MIT6.S081 Lecture9 Lock
Locks
This lecture talks about locks, I believe many people already have the concept of locks. So I just skip the very beginning of the lecture.
Basic lock guideline
A consecuative rule: 2 processes accessing a shared data structure.
If one is a writer=> lock data structure is needed.
- Too strict: there is a style called lock-free programming. Isn’t all situation needed lock
- Too loose: Some situation are no shared memory but still need lock
Some problems
- Deadlock
- When two process trying to acquire the lock holded by other, deadlock may happen (Not strict definition)
- Lock vs Modularity
- Lock ordering needes the lock are global.

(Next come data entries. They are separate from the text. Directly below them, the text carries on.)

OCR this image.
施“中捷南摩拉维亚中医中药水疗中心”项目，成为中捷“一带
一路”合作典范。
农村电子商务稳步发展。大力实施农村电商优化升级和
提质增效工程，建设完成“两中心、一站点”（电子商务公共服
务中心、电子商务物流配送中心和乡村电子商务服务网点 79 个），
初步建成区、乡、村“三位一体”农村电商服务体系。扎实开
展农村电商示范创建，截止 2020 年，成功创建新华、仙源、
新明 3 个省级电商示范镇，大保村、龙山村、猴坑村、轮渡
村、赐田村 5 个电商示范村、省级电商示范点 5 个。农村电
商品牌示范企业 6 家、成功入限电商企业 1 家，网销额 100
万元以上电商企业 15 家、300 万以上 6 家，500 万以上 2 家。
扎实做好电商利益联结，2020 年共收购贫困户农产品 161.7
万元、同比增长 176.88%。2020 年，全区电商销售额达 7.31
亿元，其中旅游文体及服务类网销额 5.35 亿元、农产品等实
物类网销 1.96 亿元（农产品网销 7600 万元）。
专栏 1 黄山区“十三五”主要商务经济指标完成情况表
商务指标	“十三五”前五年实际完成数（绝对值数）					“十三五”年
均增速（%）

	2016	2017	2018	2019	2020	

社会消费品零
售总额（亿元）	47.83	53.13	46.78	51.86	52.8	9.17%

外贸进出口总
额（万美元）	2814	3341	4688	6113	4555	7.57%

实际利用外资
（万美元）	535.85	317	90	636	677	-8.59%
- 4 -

- If exists m1.g() calls m2.f() which uses lock. Then f()’s lock need to be visible to m1. Violates abstract principle.
- Lock vs performance
- Need to split up data structure
- Best split is a challenge
- A better way to find the practical lock granularity.
- Start with coarse-grained locks
- Meassure the performance
- If multiple thread are trying to get lock -> serialized -> need redesign
The implementation of lock
Spinlock
Need hw support, test and set instruction
test_and_set(addr, r1, r2):
lock()
tmp <- [addr]
[arr] <- r1
r2 <- tmp
unlock()
return r2
c std function -> __sync_lock_test_and_set(void*, int)
Memory layout
Due to compiler optimzation, some instructions could be resorted and exectued in different sequential than original written one.
The spinlock could use __sync_synchronize() function to denote between two barrier
, compiler shouldn’t rearrange any instruction order.